As previously chronicled in SHOOT (1/9), among the other filmmakers involved in spots whose work made this year’s Sundance lineup were:
• Dominic Murphy of bicoastal/international Partizan whose film White Lightnin’ was selected as a Sundance Park City at Midnight presentation. White Lightnin’ centers on a man who uses dancing to deal with formidable personal demons, including drug addiction and mental instability.
• Director Marc Webb (recently featured in SHOOT‘s Chat Room, 1/30) made his feature debut with 500 Days of Summer. He is repped by DNA, Hollywood, for spots and music videos.
• Feature filmmaker Antoine Fuqua, who directs spots via bicoastal Anonymous Content, had his Brooklyn’s Finest screened as part of the Sundance Premieres showcase. Delving into the gritty world of cops and crooks, the film stars Richard Gere, Don Cheadle and Ethan Hawke.
• Documentary filmmaker Jessica Yu, whose spotmaking roost is Nonfiction Unlimited, premiered her short film The Kinda Sutra as part of Sundance’s U.S. documentary shorts program.

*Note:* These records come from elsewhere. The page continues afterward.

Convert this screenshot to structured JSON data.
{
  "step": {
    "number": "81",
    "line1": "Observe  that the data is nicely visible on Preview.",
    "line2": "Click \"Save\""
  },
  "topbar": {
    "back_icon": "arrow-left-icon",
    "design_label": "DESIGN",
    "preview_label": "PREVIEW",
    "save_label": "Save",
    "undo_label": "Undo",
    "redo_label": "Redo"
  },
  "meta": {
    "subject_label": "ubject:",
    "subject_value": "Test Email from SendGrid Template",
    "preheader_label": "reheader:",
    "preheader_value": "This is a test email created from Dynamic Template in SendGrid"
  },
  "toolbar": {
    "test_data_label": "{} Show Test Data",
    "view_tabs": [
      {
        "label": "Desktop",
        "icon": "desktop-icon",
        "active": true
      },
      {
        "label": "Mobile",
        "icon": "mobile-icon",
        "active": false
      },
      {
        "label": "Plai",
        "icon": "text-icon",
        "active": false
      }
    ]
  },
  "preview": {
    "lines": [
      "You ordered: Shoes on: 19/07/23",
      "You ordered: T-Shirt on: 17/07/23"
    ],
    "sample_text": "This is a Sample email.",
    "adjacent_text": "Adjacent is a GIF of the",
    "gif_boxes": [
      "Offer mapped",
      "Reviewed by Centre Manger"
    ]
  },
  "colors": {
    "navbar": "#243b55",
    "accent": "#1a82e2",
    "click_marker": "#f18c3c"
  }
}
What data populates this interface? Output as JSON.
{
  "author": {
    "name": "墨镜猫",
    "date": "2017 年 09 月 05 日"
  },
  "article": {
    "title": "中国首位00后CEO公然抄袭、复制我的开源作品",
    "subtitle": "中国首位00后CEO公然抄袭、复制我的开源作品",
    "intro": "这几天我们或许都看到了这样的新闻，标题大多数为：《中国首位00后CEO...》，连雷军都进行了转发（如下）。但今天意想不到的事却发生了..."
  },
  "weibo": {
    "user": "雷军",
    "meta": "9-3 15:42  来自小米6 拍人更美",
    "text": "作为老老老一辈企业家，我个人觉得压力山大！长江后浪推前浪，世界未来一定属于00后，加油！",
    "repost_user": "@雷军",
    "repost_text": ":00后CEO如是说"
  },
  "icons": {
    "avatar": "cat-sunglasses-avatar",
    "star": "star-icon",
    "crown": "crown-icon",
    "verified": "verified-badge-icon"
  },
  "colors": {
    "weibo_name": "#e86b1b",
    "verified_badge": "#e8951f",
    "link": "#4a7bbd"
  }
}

• Two other directors with commercialmaking chops had their shorts make it to Sundance via the Exquisite Corpse initiative (SHOOT, 10/5/07) launched by bicoastal production house Little Minx, a division of RSA. The series of web shorts were designed to gain exposure for up-and-coming directors in the Little Minx fold. Making it to the ’09 Sundance Festival in the U.S. dramatic shorts category are: Rope A Dope directed by Laurent Briet (who has since left Little Minx for Mr. Boomboom, a sister shop to bicoastal/international Believe Media); and She Walked Calmly Disappearing Into The Darkness, directed by Malik Hassan Sayeed.
• Animation helmer Bill Plympton, who’s represented for commercials by Acme Filmworks, Hollywood, debuted his short film Hot Dog in which a plucky canine hero joins the fire department to save the world from house fires.
• Director PES, who is repped by Anonymous Content, had his motion animation short Western Spaghetti make the grade at Sundance in the U.S. animated shorts category.
• Director Walter Robot for Joel Stein’s Completely Unfabricated Adventures in which journalist Stein takes us on an animated adventure through the waste management plant of Orange County. The film gained inclusion in Sundance’s U.S. animated shorts category. Robot directs commercials via DUCK Studios, Los Angeles, and music videos through Crossroads, which has shops on both coasts, in Chicago and London.
• And director William Campbell of Superfad, bicoastal and Seattle, scored for the multimedia short The Nature Between Us, which meshes animation characters with intentionally synthetic-feeling live action. Campbell is a member of the production collective Team G (which scored a Sundance short last year with The Execution of Solomon Harris, directed by Ed Yonaitis and Wyatt Garfield). A Team G/Superfad coproduction, The Nature Between Us, earned recognition in the ’09 Sundance U.S. dramatic shorts category.
Additionally, assorted artisans active in commercials had a hand in Sundance fare this year, a case in point being bicoastal Company 3, which provides DI color grading and other post services for films. This year, for example, Company 3’s Stefan Sonnenfeld handled the DI grade for the aforementioned Brooklyn’s Finest while colorist David Hussy made the grade for 500 Days of Summer. And Company 3 colorist Shane Harris graded two other Sundance films, director Jonas Pate’s Shrink, and helmer Jonathan Liebesman’s The Killing Room.